The goal of this project was to create an interactive dashboard for exploring a database (SQLite) populated with data obtained via the API provided by the website setlist.fm. These data relate to concerts (also known as "shows"), particularly which songs were played in what order, and are at least partially supplied by volunteer attendees of the concerts. The question that we initially focused on was which artist has performed in the highest number of countries during a given period.
In 2017 for example, information on about 306 thousand individual shows is available from setlist.fm. In our experience, half to three quarters of these are either duplicates or contain no information on songs played (an empty setlist). For our initial run we sampled 200 randomly selected pages from 2017 (a page has 20 shows) to make sure we pulled a representative sample of shows from throughout the year (see "setlist_data.py"). These 4,000 shows after cleaning were reduced in number to 1,603. Some artists (also known as "musicians") had multiple shows, so there were 1,325 artists. The shows' setlists included 15,111 distinct songs, some of which were played multiple times (in different shows), bringing the total number of instances of a song's being played in a show to 17,789.
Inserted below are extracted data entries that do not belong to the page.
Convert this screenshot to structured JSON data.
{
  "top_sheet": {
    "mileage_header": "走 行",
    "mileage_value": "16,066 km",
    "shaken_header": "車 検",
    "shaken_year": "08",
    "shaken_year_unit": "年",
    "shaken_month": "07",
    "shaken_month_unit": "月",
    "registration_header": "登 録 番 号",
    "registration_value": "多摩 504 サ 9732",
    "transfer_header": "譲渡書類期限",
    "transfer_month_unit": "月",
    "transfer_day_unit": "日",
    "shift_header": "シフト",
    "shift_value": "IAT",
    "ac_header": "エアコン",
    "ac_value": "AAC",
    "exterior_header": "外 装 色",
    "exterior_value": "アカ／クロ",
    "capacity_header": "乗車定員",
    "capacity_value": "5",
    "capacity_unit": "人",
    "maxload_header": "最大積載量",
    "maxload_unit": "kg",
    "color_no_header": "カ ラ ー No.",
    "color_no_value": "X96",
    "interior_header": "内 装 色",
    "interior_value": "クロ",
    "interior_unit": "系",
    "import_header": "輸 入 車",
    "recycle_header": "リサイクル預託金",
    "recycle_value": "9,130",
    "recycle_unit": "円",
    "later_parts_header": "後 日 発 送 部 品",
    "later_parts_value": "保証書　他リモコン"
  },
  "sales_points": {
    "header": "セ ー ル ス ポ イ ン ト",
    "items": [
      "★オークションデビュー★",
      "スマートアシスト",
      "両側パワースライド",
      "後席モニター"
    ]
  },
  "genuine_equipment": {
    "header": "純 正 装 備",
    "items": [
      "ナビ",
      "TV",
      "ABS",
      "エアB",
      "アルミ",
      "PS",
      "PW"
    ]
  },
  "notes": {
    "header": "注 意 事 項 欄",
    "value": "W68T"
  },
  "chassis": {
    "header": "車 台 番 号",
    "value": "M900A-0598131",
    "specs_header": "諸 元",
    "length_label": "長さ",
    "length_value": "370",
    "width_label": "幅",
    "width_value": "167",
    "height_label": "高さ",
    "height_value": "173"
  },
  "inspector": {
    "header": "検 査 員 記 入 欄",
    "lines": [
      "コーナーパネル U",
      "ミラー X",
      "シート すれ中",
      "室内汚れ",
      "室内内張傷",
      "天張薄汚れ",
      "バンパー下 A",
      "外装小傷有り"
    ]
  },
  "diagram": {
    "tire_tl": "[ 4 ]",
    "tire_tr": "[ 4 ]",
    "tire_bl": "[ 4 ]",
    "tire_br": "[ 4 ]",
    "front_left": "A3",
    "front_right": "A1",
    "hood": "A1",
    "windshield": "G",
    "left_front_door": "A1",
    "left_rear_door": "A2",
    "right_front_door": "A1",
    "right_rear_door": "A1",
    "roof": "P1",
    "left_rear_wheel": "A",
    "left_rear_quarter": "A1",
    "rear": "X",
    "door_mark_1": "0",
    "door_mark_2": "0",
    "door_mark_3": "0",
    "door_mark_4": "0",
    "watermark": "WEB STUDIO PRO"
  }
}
The schema we used included a table for artists, each of which could have many songs (some of which might even be covers of other artists' songs, but in the context of a concert, these songs "belong" to the artist performing). Each song could be played at mutiple shows (as artists often play their top hits at every show they do). Conversely, each show has at least one song (around 12-15 songs on average as it happens.) Therefore the relationship between songs and shows is many-to-many (with a table of foreign keys to capture all the pairings). Each show in turn "belongs to" the country in which it occurs. The show table also includes other useful information: the date, the venue name and the city (with its latitude and longitude).
To save processing time, our extract and load procedure had to be refined to only loop through all the raw data on concerts once to populate the database. A much slower version ("etl_old.py") is included here for illustration purposes. We used Flask and SQLAlchemy to get the database up and running. In "models.py," we define class methods to ease the process of extracting data to be displayed on the dashboard (done in "view_methods.py"). The actual interface (using Dash) is detailed in "layout.py." We provided a graph of the top-20 artists by number of countries performed in, a map of performance locations for an artist selected by the user (hovering over each location provides more details) and a list of top venues (by number of performances) in each country (again, as selected by the user). The dropdown options are determined dynamically by the state of the database.
User testing gave us some ideas for future refinements: providing a ranking of countries with the most performances, explaining the axes of our graph more clearly and alphabetizing the dropdown menus for ease of use. The database schema could be re-arranged for speed, especially if the songs are not of particular interest.